The Irish Articles of Religion were designed to be a public confession and rule of doctrine, authorised by the Church of Ireland's synod and the Viceroy of Ireland, replacing the Eleven Articles of Archbishop Matthew Parker as the standard of doctrine. The Synod of the Church of Ireland decreed that any clergyman who taught contrary to the Articles, after being admonished and who nevertheless persisted in teaching contrary to the articles, should be 'silenced, and deprived of all spiritual promotions he doth enjoy.' However, the Church of Ireland never required strict subscription to the Irish Articles, thus accommodating clergy and laity who may have had reservations in affirming the articles in their entirety. The Reformed doctrines contained in the Irish Articles (including on predestination) were produced a few years before the Synod of Dort, which produced its Canons in 1618–1619, and it has been said that the adoption of the Irish Articles influenced some of the Reformed ministers of Scotland to settle in Ireland.

After Charles I became king of England, Scotland, and Ireland in 1625, and after William Laud became Archbishop of Canterbury in 1633, a reaction against Reformed theology began in the Church of England which was soon to have its effect in Ireland.

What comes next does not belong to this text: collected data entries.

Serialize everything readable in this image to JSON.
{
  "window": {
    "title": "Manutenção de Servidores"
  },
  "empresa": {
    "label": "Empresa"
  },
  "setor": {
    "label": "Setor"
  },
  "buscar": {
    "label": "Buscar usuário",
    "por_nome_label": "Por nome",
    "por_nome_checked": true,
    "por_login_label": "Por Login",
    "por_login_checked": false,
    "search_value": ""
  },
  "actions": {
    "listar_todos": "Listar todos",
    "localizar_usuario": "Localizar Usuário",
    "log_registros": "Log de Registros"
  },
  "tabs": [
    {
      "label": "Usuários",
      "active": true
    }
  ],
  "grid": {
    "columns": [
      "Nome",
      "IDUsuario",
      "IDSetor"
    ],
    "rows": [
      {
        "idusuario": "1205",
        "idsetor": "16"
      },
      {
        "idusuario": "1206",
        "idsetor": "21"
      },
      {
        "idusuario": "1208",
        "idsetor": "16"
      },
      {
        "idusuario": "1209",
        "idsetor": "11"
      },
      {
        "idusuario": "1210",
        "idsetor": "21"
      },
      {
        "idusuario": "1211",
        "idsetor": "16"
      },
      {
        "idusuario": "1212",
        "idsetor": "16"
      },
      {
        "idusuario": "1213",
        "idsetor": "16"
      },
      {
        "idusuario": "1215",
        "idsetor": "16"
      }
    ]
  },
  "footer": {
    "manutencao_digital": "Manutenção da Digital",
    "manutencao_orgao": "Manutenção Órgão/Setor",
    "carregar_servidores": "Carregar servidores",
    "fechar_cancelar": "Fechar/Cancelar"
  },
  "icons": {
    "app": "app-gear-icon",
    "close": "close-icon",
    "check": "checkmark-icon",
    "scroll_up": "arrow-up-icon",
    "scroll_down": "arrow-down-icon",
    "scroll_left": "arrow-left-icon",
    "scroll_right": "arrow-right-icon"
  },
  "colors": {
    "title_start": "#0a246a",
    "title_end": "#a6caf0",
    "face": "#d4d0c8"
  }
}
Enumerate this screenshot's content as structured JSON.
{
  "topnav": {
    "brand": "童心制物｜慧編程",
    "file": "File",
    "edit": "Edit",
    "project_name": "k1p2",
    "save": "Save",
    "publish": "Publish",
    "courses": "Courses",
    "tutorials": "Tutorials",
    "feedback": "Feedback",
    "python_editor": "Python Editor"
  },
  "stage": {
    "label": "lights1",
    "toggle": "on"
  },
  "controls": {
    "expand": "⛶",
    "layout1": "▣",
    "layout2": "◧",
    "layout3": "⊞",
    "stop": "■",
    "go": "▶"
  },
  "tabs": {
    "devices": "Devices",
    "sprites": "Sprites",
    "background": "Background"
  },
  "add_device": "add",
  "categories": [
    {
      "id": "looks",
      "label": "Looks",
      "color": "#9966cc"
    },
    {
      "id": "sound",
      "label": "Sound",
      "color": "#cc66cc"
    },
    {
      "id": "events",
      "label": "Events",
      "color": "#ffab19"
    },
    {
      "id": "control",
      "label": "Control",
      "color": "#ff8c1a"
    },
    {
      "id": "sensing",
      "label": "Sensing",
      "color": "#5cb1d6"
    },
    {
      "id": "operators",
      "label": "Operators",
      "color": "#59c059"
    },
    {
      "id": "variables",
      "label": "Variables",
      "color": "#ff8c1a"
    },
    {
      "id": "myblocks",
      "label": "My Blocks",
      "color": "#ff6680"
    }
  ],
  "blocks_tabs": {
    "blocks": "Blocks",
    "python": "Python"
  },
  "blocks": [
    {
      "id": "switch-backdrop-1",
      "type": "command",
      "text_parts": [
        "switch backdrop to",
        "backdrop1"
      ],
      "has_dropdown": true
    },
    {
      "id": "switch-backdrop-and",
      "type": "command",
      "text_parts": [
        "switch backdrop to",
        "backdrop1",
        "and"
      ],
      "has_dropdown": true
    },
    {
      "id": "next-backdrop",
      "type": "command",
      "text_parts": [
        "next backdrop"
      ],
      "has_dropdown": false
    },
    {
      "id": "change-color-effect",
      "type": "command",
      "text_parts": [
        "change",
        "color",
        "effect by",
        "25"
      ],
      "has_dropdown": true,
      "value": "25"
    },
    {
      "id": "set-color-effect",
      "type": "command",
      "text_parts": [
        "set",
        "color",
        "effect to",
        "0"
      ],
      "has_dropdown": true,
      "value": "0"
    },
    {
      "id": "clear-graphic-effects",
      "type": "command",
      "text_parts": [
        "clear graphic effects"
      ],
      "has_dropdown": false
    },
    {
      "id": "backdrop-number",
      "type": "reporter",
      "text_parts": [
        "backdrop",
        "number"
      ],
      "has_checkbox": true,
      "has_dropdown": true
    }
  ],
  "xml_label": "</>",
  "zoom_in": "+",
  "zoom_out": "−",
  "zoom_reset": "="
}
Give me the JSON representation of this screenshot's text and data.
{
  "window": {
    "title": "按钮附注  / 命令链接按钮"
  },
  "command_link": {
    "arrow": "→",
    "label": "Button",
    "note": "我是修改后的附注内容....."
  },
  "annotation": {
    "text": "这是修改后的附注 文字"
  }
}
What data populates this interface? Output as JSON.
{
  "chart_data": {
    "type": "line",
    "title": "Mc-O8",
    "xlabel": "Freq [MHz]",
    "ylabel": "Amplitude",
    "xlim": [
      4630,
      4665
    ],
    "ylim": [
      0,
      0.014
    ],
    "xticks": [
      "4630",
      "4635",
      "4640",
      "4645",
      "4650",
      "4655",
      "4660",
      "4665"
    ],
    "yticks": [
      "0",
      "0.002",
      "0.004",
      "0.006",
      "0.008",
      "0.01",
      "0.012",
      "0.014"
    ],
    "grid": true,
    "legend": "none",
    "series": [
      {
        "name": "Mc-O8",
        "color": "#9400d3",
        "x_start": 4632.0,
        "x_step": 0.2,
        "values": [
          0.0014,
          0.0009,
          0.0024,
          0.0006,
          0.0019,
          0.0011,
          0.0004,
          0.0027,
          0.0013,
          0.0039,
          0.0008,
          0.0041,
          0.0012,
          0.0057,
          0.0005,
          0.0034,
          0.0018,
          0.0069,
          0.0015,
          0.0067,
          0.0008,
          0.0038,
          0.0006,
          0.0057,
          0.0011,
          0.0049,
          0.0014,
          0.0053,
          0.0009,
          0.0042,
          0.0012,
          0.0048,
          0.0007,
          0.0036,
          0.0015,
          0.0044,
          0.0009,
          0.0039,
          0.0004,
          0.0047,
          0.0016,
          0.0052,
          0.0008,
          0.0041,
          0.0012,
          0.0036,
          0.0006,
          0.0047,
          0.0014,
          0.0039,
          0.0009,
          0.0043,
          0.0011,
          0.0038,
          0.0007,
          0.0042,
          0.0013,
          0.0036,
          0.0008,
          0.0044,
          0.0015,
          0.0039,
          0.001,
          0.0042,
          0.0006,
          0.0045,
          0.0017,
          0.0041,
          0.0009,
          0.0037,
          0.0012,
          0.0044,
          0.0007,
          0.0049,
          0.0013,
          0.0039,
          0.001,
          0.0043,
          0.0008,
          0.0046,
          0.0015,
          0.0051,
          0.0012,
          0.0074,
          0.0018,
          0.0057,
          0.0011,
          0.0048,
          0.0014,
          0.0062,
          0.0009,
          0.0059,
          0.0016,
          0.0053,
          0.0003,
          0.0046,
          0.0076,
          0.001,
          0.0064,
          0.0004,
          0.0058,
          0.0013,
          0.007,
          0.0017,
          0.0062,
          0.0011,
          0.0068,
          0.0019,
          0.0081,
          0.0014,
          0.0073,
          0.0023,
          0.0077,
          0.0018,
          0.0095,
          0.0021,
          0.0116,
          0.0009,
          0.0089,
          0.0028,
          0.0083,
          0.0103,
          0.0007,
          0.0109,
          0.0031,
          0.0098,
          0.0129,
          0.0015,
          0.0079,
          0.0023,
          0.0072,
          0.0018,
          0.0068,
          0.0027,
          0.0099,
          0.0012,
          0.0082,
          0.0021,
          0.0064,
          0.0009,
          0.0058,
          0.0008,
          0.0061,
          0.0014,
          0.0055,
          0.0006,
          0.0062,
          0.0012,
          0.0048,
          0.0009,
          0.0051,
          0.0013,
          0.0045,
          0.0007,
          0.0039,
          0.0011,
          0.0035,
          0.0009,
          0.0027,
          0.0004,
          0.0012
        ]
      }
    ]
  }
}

The original Thirty-nine Articles were adopted by the Church of Ireland at another convocation held in 1635, convened by the Lord Deputy of Ireland, Thomas Wentworth, 1st Earl of Strafford, and his Laudian chaplain, John Bramhall. While James Ussher (by now Archbishop of Armagh and Primate of All Ireland) had always intended the adoption of the Thirty-nine Articles to be in addition to, and not instead of, the 1615 Irish Articles, nevertheless, the adoption of the Thirty-nine Articles had the impact of sidelining and superseding the Irish Articles. After the Irish Rebellion of 1641, the Wars of the Three Kingdoms, and the Restoration in 1660, the Irish Articles of Religion were largely ignored by the Church of Ireland. Nevertheless, in the midst of the civil wars in England, Scotland, and Ireland, the Westminster Assembly chose to use the Irish Articles as the chief basis for the formulation of the Westminster Confession produced in 1646, as can be seen in the structure, chapters and subdivisions, and the language used by both confessions in explaining the core doctrines. The Irish Articles of Religion, although largely forgotten by Anglicanism today, thus serves as a valuable link connecting the Thirty-nine Articles, the Lambeth Articles, and the Westminster Confession of Faith adopted by the Church of Scotland and Presbyterian churches throughout the world.